Indiscreet (1931)
5/10
What's A Woman To Do?
28 November 2011
Warning: Spoilers
Leo McCarey directed a few Laurel and Hardy shorts, then went on to more ambitious projects in the 1940s, hitting a home run with "Going My Way." But this production is by turns sluggish and snappy, and in the end uncertain of what it wants to be, romantic comedy or melodrama.

Gloria Swanson is a swinging chick who ends her affair with the duplicitous Monroe Owsley, presumably no relation to THE Owsley who made the best acid in the world. He's been promising to marry Swanson for some time but is just out to have as much fun as he can. Returning from a party, Swanson notes that he's been cuddling up to all the girls present and she picks a long hair from his evening clothes and examines it. "Why, Gerry," he protests, "this isn't like you." "No, I'm a brunette." The dialog sometimes has a bit of sparkle. Owsley claims he wants to go through with it. With what? "Oh, marriage and all that." "I'm afraid there'd be too much of 'all that'." Later, after Swanson meets her one true love, a novelist, her new beau asks if she makes a profit at designing dresses. She's afraid not. She always winds up wearing her own designs. "Too bad. I was hoping I could quit work." Still, the impatient novelist wants to get married right away. "It's much more fun to be married first and get to know each other afterward." Swanson: "Have you ever tried it?" Well, he hasn't tried it but it's not such a bad idea. In 1931 they were doing it in India all the time, and recent studies have shown that arranged marriages and so-called love marriages even out, in terms of satisfaction, after a few years.
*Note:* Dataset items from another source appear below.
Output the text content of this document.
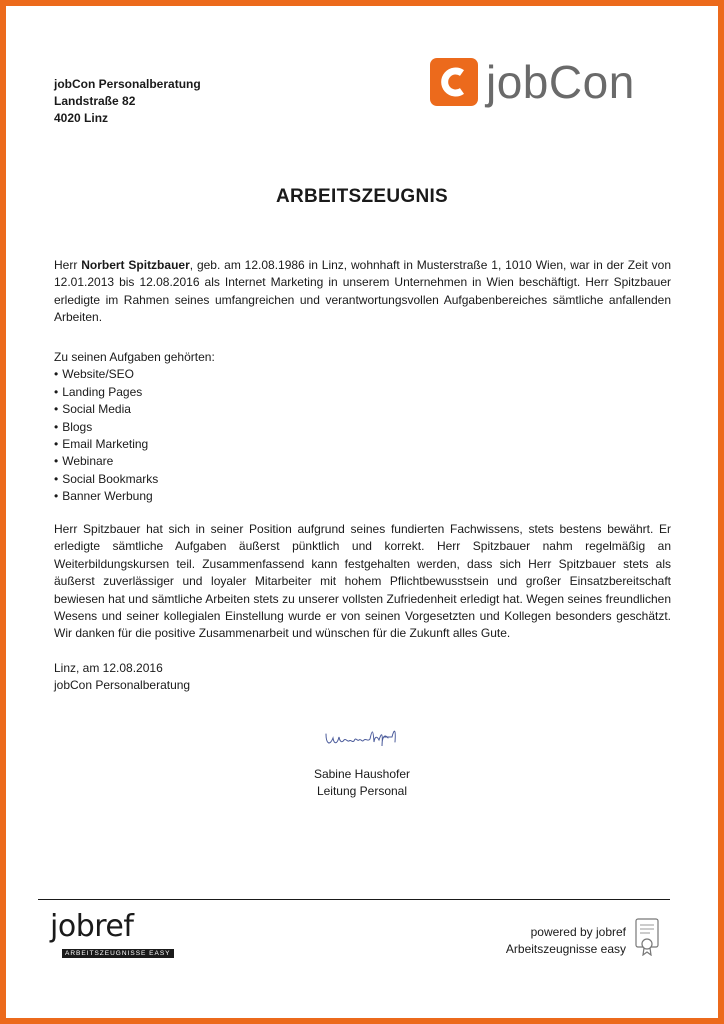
jobCon Personalberatung
Landstraße 82
4020 Linz
jobCon
ARBEITSZEUGNIS
Herr Norbert Spitzbauer, geb. am 12.08.1986 in Linz, wohnhaft in Musterstraße 1, 1010 Wien, war in der Zeit von 12.01.2013 bis 12.08.2016 als Internet Marketing in unserem Unternehmen in Wien beschäftigt. Herr Spitzbauer erledigte im Rahmen seines umfangreichen und verantwortungsvollen Aufgabenbereiches sämtliche anfallenden Arbeiten.
Zu seinen Aufgaben gehörten:
• Website/SEO
• Landing Pages
• Social Media
• Blogs
• Email Marketing
• Webinare
• Social Bookmarks
• Banner Werbung
Herr Spitzbauer hat sich in seiner Position aufgrund seines fundierten Fachwissens, stets bestens bewährt. Er erledigte sämtliche Aufgaben äußerst pünktlich und korrekt. Herr Spitzbauer nahm regelmäßig an Weiterbildungskursen teil. Zusammenfassend kann festgehalten werden, dass sich Herr Spitzbauer stets als äußerst zuverlässiger und loyaler Mitarbeiter mit hohem Pflichtbewusstsein und großer Einsatzbereitschaft bewiesen hat und sämtliche Arbeiten stets zu unserer vollsten Zufriedenheit erledigt hat. Wegen seines freundlichen Wesens und seiner kollegialen Einstellung wurde er von seinen Vorgesetzten und Kollegen besonders geschätzt. Wir danken für die positive Zusammenarbeit und wünschen für die Zukunft alles Gute.
Linz, am 12.08.2016
jobCon Personalberatung
Sabine Haushofer
Leitung Personal
jobref
ARBEITSZEUGNISSE EASY
powered by jobref
Arbeitszeugnisse easy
There's also a rather extended shot of the novelist fiddling around with the pumps on Swanson's stockinged feet. (What ARE pumps, anyway?) He shoehorns her feet into them with a playing card and the camera seems to salivate over the process like Bunuel's. Well, we all have our quirks. But though my own collection of lady's shoes is probably the equal of McCarey's I wouldn't dream of putting my fetish on display in public view. Nobody on earth will ever know that I am channeling Imelda Marcos.

Gloria Swanson was superb in "Sunset Boulevard". She was really a very savvy lady, not at all like her screen character. And in "Sunset Boulevard" she had the perfect stagy voice for the part, as if she were imitating herself. Alas, she has the same voice here, as the newly graduated poo-poo-pe-doo ex flapper. Her singing voice is nicely controlled but she isn't really convincing when she speaks.

The plot is treated at times as a yeasty comedy but it's really a story of Swanson's conflict. She's just ended an affair with the man her niece is about to marry. Should she tell? Ho hum.

As one reviewer noted, there is a scene in which Swanson bathes and, yes, it's true that she undresses before entering the shower, although the viewer gets to see no more than her nimble knees. And, yes, it's also true that when she throws her first inconstant suitor out, she hands him his golf bag which has been stashed in her closet, suggesting that he's spent a good deal of time at her place, perhaps for reasons best left unexamined.

But let's also note another scene. When they are alone in the apartment she goes into a throbbing clinch with her new lover and McCarey cuts to the rain falling softly outside the window. I hate to say it but this is a common cinematic convention suggestive of still MORE illicit copulation. If it's not falling rain, it's a door swinging to and fro in the wind, or foaming combers curling on a beach, or a thunderstorm criss-crossed with lightning, or a fire crackling passionately in the hearth. What kind of a broad IS this, anyway?